If you yourself are light-skinned, aka “yella”, then you can be sure there is someone white in your family tree, even if you did not know about them. Likewise, if you are white and your hair is a bit on the curly side, you can be pretty sure there is some African in your family tree, even if you did not know.
Swirled society
In the year 2015, we now live in a society where interracial relationships are on the rise. Whether it simply be high school sweethearts or full-blown marriages, the taboo of mixed marriages is becoming, well, less and less taboo. Inevitably, this is leading to more children with multiethnic backgrounds.
This takes us back to this inescapable fact.
No one chooses which race they are born into.

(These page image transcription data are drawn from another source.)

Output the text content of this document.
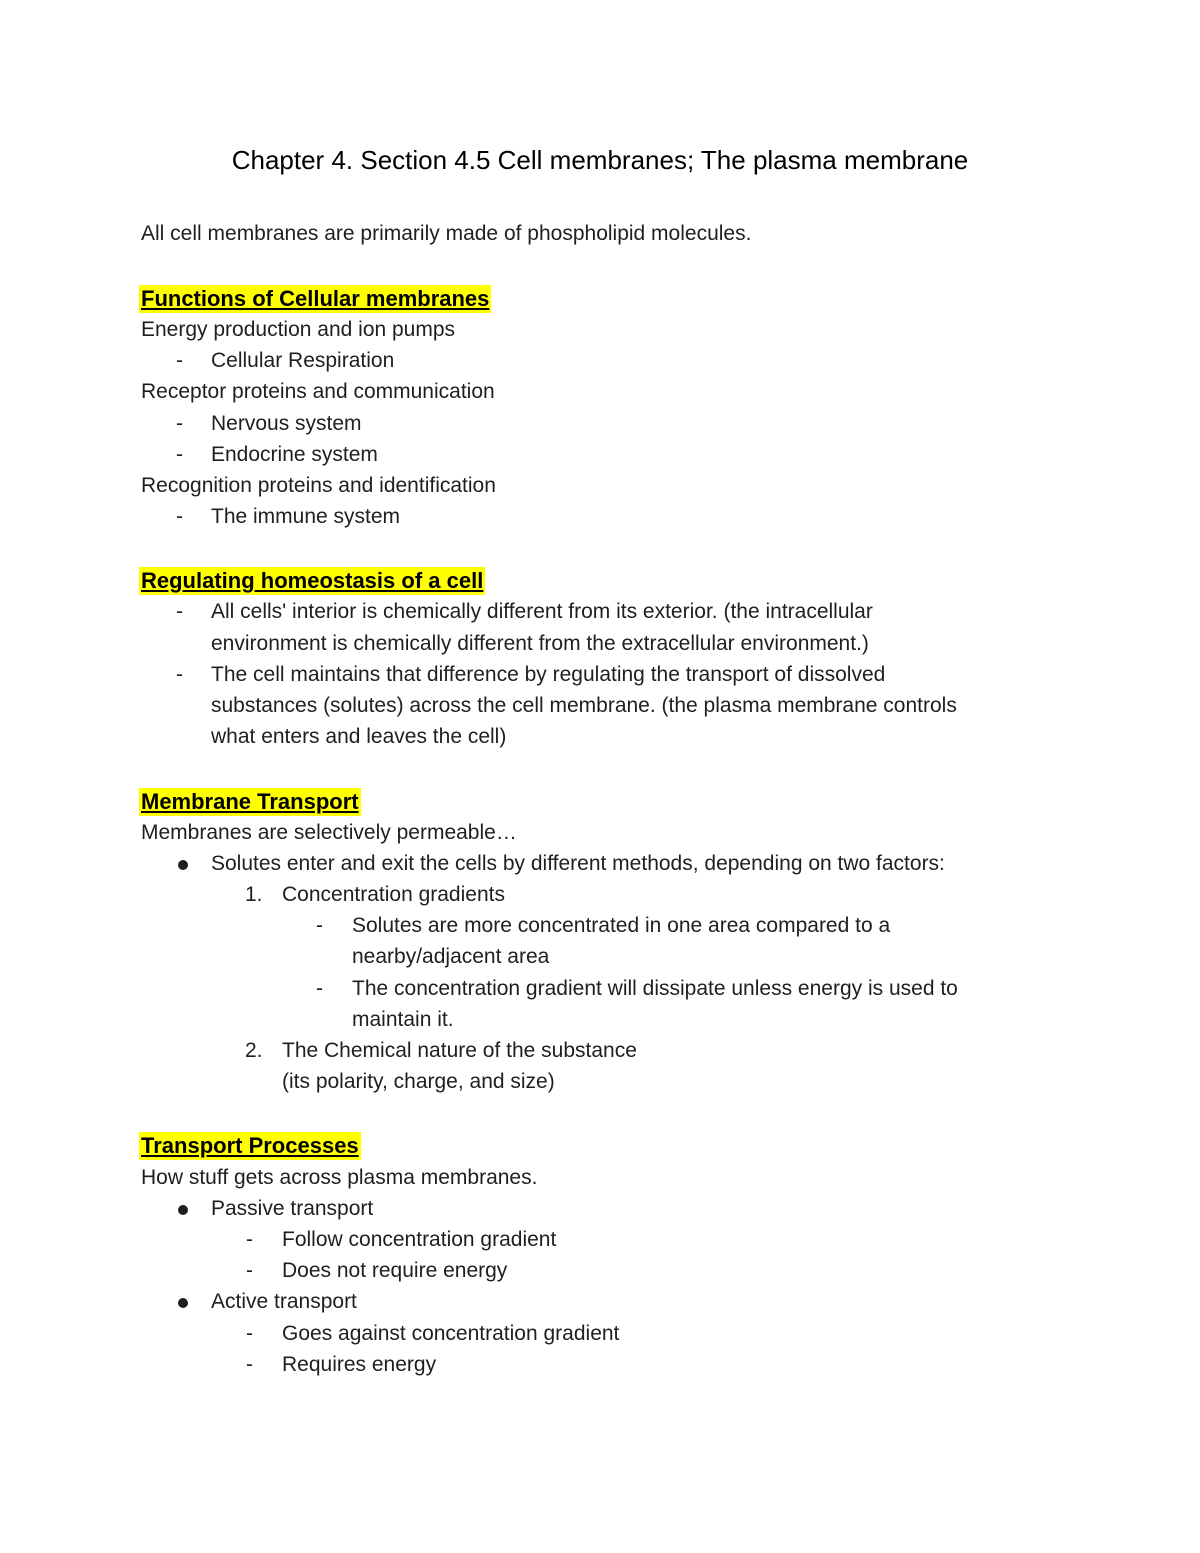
Chapter 4. Section 4.5 Cell membranes; The plasma membrane
All cell membranes are primarily made of phospholipid molecules.
Functions of Cellular membranes
Energy production and ion pumps
- Cellular Respiration
Receptor proteins and communication
- Nervous system
- Endocrine system
Recognition proteins and identification
- The immune system
Regulating homeostasis of a cell
- All cells' interior is chemically different from its exterior. (the intracellular
environment is chemically different from the extracellular environment.)
- The cell maintains that difference by regulating the transport of dissolved
substances (solutes) across the cell membrane. (the plasma membrane controls
what enters and leaves the cell)
Membrane Transport
Membranes are selectively permeable…
Solutes enter and exit the cells by different methods, depending on two factors:
1. Concentration gradients
- Solutes are more concentrated in one area compared to a
nearby/adjacent area
- The concentration gradient will dissipate unless energy is used to
maintain it.
2. The Chemical nature of the substance
(its polarity, charge, and size)
Transport Processes
How stuff gets across plasma membranes.
Passive transport
- Follow concentration gradient
- Does not require energy
Active transport
- Goes against concentration gradient
- Requires energy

There is no menu for an embryo to pick from at the time of conception.
However, with a menu of who to date or flirt with, people have a choice of who they are romantically involved with. Sometimes it works out and sometimes it does not. However, when someone knows what they have found is real, they are in love and pigmentation does not dampen those desires.
As the lady Joanna Drayton stated, it never occurred to her she would fall in love with a black man. Yet she did and nothing was going to change that. The realistic fact is that we live in a pluralistic society, with more and more of our children attending both private and public schools with persons of different races. Or they are in university, where they are meeting and befriending persons from all around the world.
With white children now attending Berkeley or CedarBridge in increasing numbers and black children now attending BHS, Mount Saint Agnes, Warwick Academy and Saltus in increasing numbers, it is inevitable that they will form friendships and, yes, have relationships across racial boundaries.
Furthermore, many Bermudian adults, both black and white, male and female, are now romantically involved with persons of Asian or Latin ethnicity. We can no longer define interracial relationships through a simplified black-and-white lens.
Does this equate to racism ending in Bermuda?
Unfortunately not.
However, it does mean that fewer and fewer parents of any race will feel shocked or ashamed that their child is dating or marrying outside of their ethnic group.
Family dinner is about to get a whole lot more multicultural.